A pharmaceutical composition for the oral treatment of psoriasis, wherein the composition is in the form of a tablet core and an erosion matrix tablet comprising one or more coatings.
i) contains 10 to 80% by weight of dimethyl fumarate as the active substance, and ii) 1 to 50% by weight of the rate-determining substance, and at least one of the above 1 or more coatings is the core 2. A pharmaceutical composition which is an enteric coating applied at a level of 8 to 3.3 mg / cm ² and the dose of dimethyl fumarate administered is 375 mg once daily. The pharmaceutical composition according to claim 1, wherein the rate-determining substance is hydroxypropyl cellulose. The pharmaceutical composition according to claim 1 or 2, wherein the tablet core further comprises a binder. The pharmaceutical composition according to claim 3, wherein the binder is lactose. The tablet core
i) 35-55% by weight dimethyl fumarate,
The pharmaceutical composition according to claim 4, wherein ii) contains 3 to 12% by weight of hydroxypropyl cellulose, and iii) 40 to 60% by weight of lactose. The tablet core
i) 40-50% by weight dimethyl fumarate,
The pharmaceutical composition according to claim 5, wherein ii) contains 3 to 12% by weight of hydroxypropyl cellulose, and iii) 45 to 55% by weight of lactose. The tablet core
i) 42-48% by weight dimethyl fumarate,
The pharmaceutical composition according to claim 6, wherein ii) contains 3 to 10% by weight of hydroxypropyl cellulose, and ii) 45 to 52% by weight of lactose. Any of claims 5-7, wherein the tablet core further comprises 0.15 to 0.7% by weight magnesium stearate and optionally 0.05 to 0.25% by weight of silicon dioxide. The pharmaceutical composition according to paragraph 1. The pharmaceutical composition according to any one of claims 1 to 8, for the treatment of mild to moderate psoriasis vulgaris, moderate to severe psoriasis vulgaris, or severe psoriasis vulgaris. Use of a pharmaceutical composition for producing a drug for the treatment of psoriasis, wherein the composition is in the form of an erosion matrix tablet for oral administration, which comprises a tablet core and one or more coatings. The tablet core
i) contains 10 to 80% by weight of dimethyl fumarate as the active substance, and ii) 1 to 50% by weight of the rate-determining substance, and at least one of the above 1 or more coatings is the core 2. An enteric coating applied at a level of 0-3.5 mg / cm ^2.
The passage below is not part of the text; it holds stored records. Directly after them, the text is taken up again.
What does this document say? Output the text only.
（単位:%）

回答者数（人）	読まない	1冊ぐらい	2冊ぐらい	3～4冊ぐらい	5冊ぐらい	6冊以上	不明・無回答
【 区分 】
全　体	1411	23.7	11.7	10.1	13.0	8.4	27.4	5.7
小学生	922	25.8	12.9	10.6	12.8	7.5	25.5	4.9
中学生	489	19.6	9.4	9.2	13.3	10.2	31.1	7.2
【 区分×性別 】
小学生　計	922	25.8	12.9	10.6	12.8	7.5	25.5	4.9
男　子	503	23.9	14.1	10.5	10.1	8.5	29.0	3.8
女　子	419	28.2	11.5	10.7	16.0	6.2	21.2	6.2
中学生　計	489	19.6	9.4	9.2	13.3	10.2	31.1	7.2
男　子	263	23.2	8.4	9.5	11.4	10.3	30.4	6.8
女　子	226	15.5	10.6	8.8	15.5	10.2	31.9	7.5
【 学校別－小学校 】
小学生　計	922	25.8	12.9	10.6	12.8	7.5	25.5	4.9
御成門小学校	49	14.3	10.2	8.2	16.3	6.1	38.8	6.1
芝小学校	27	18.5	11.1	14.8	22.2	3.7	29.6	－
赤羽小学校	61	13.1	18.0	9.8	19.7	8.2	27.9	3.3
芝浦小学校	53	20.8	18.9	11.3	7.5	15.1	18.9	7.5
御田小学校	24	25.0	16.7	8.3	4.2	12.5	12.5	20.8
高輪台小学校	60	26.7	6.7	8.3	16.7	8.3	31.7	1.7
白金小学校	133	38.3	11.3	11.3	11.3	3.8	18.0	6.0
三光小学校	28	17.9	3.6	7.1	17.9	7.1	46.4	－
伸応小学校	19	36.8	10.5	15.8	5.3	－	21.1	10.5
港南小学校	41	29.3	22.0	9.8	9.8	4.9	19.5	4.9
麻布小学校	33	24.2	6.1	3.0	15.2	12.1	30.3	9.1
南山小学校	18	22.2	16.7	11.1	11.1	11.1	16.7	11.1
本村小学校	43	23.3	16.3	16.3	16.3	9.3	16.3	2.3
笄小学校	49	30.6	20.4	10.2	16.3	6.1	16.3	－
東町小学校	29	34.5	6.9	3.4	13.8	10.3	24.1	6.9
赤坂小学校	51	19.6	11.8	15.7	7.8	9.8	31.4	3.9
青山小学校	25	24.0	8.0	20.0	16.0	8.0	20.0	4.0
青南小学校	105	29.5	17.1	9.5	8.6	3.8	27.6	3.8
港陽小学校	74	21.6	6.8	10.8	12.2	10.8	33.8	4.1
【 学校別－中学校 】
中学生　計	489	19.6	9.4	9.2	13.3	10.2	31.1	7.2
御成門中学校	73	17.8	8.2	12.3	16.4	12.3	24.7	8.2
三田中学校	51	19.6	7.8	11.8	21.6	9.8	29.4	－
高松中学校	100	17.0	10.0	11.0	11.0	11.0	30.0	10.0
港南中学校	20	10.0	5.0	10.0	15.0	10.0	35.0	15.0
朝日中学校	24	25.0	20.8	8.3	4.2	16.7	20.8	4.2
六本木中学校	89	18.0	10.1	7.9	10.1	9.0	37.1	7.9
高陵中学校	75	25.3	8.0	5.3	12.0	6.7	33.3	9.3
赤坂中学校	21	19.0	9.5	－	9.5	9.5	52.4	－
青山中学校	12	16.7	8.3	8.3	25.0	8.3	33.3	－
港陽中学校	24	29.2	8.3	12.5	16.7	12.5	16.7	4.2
Further, the pharmaceutical composition is formulated by containing dimethyl fumarate at a dose of 375 mg once a day for use. The use according to claim 10, wherein the rate-determining substance is hydroxypropyl cellulose. The pharmaceutical composition according to claim 10 or 11, wherein the tablet core further comprises a binder. The pharmaceutical composition according to claim 12, wherein the binder is lactose. The tablet core
i) 35-55% by weight dimethyl fumarate,
The use according to claim 13, which comprises ii) 3-12% by weight hydroxypropyl cellulose, and iii) 40-60% by weight lactose. The tablet core
i) 40-50% by weight dimethyl fumarate,
ii) The use according to claim 14, comprising 3-12% by weight hydroxypropyl cellulose, and ii) 45-55% by weight lactose. The tablet core
i) 42-48% by weight dimethyl fumarate,
ii) The use according to claim 15, comprising 3-10% by weight hydroxypropyl cellulose, and iii) 45-52% by weight lactose. 10. Use of. The use according to any one of claims 10 to 17 for the treatment of mild to moderate psoriasis vulgaris, moderate to severe psoriasis vulgaris, or severe psoriasis vulgaris. A pharmaceutical composition in the form of a tablet core and an erosion matrix tablet comprising one or more coatings, wherein the tablet core is:
i) contains 10 to 80% by weight of dimethyl fumarate as the active substance, and ii) 1 to 50% by weight of the rate-determining substance, and at least one of the above 1 or more coatings is the core 2. A pharmaceutical composition which is an enteric coating applied at a level of 8 to 3.3 mg / cm ² and the dose of dimethyl fumarate administered is 375 mg per day.